すると、部屋中央にある黒い円柱の黒い部分が開き、淡い黄緑色の光が少しずつ開いていく隙間から漏れ出してくる。
「そもそも、おかしいと思えば思えたはずだ。何故汝の模倣品は汝の気配を知っていて、汝を一目で『姉』と識別出来たのか。その理由は単純明快だ」
壁が開いていく中、メタトロンは淡々と語る。
「――先ほど我は言ったな。今の世界を甘受出来るのは、余裕ある物だけであり、余裕無き物の中には『こんな世界など壊れてしまえば良い』と思っている者もいるだろう、という事を。ああ、確かに不特定大多数の物がそれに該当するだろう。だが、結局のところそれは人間レベルの問題であり、人間がその気になれば改善は可能だろう。しかし、中にはとある人物の様に人智を越えた者の事情により、何の謂れも無いのに理不尽な運命と強大な力を持たされ、問題解決に取り組む時間すら与えられず、挙句仕方無かったとは言え、自分の意思をないがしろにされた者がいる。……そういう人物に心当たりはあるだろう?」
語りの終わりと共に黒い壁が開かれ、その中身が見えた。
それは、一人分の培養器。SF物で良く見られるアレだ。
その中には少女がいた。黒い髪は黄緑色の液体に漂い、華奢な痩身は多数のコードに繋がれている。多分延命装置か何かだろう。いやきっとそうだ。

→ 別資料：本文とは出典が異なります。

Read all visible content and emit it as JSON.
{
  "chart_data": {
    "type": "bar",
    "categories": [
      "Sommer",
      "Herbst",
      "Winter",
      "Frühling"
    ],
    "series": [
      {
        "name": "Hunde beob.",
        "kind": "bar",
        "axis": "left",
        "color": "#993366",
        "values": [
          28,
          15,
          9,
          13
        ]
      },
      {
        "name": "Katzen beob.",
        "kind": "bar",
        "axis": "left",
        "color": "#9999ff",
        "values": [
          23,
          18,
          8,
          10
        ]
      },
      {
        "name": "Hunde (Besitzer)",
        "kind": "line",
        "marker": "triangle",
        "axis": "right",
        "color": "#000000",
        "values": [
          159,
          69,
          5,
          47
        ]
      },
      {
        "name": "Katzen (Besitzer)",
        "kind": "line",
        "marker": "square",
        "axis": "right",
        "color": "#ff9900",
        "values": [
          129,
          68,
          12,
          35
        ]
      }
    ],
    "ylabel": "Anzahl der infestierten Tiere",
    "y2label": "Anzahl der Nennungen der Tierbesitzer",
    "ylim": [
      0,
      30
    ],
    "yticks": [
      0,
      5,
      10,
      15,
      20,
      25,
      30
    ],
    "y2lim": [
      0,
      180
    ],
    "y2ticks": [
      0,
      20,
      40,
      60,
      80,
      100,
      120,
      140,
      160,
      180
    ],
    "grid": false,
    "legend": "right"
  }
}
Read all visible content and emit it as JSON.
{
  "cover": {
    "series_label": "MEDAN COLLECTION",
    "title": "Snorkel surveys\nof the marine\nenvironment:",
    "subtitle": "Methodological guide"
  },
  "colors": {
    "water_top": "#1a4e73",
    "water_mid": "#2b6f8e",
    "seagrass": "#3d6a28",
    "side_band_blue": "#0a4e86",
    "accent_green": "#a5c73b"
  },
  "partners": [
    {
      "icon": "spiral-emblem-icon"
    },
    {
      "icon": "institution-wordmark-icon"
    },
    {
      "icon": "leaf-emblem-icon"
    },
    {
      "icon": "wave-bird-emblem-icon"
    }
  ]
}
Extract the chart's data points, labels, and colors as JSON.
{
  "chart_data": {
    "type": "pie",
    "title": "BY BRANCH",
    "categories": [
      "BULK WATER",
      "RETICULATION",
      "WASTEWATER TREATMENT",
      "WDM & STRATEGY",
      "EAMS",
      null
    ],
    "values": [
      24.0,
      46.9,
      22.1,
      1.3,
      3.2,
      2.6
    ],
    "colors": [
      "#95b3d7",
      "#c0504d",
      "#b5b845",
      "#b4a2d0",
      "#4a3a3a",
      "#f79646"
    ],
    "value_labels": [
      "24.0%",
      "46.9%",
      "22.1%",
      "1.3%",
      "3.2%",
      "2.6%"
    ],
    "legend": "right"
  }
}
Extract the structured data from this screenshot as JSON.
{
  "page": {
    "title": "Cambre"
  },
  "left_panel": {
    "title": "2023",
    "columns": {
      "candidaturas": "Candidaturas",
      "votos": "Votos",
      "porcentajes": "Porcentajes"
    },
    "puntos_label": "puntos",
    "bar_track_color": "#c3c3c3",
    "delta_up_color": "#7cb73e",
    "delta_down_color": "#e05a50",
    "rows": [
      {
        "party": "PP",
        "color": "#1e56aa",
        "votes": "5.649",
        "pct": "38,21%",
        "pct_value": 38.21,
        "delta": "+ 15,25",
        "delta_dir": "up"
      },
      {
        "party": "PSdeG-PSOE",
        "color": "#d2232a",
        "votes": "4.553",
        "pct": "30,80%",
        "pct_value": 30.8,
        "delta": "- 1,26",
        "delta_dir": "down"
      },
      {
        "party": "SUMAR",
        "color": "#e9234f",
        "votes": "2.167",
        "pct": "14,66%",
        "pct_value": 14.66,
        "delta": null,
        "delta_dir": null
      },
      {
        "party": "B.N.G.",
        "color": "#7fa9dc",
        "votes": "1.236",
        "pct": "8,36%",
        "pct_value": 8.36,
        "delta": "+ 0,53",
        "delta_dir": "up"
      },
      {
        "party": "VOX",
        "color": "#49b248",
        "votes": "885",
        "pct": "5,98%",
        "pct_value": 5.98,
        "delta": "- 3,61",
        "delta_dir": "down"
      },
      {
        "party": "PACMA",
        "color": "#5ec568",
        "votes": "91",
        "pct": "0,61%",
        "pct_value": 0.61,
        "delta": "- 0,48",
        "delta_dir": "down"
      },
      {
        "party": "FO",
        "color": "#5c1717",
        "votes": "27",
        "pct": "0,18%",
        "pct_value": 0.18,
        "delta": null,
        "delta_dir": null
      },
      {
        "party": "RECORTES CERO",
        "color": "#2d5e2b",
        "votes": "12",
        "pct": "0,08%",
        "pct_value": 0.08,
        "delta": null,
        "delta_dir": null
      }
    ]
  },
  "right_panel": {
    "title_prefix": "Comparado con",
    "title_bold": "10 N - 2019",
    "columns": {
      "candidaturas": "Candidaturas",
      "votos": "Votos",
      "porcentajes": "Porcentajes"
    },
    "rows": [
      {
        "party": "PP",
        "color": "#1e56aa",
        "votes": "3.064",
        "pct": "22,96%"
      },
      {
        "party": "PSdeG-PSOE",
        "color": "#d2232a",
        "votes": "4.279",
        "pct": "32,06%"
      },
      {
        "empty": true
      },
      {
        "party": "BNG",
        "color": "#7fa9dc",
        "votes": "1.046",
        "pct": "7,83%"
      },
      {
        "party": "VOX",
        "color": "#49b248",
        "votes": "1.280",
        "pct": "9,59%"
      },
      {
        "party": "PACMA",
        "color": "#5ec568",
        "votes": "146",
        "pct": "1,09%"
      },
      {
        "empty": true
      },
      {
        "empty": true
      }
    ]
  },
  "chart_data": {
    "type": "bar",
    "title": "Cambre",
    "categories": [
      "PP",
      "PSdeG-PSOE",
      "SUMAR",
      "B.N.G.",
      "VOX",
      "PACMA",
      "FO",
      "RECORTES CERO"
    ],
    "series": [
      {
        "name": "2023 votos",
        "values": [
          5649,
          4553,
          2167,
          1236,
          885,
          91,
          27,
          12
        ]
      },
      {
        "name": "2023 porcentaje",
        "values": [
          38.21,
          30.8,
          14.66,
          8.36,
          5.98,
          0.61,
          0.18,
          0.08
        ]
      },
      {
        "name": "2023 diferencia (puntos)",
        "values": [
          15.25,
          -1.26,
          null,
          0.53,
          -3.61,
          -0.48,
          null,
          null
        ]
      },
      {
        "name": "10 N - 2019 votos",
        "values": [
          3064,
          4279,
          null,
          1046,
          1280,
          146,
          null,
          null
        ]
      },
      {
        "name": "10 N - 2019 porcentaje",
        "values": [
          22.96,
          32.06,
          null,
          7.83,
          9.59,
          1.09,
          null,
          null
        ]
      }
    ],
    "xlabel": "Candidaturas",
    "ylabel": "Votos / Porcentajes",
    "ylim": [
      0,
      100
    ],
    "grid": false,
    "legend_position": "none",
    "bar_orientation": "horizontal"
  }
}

それが誰なのか――質すまでも無くあたしはそれが誰なのか分かる。
一人だけいる。メタトロンの条件を満たせる人物がただ一人。
一拍置き、黒髪の少女は瞼をゆっくりと開いた。
その奥にあるのは、真っ黒な双眸。
この場所の大半を占める水槽の中にいる少女達とは違う唯一の違い。
そしてそれは、オリジナルである事の証明。
その人物は、三年前まで原因不明の心臓の欠陥で悩まされていた――、
「――三年振りだね、体だけが本物なあたし」
他の誰でもないあたし自身だった。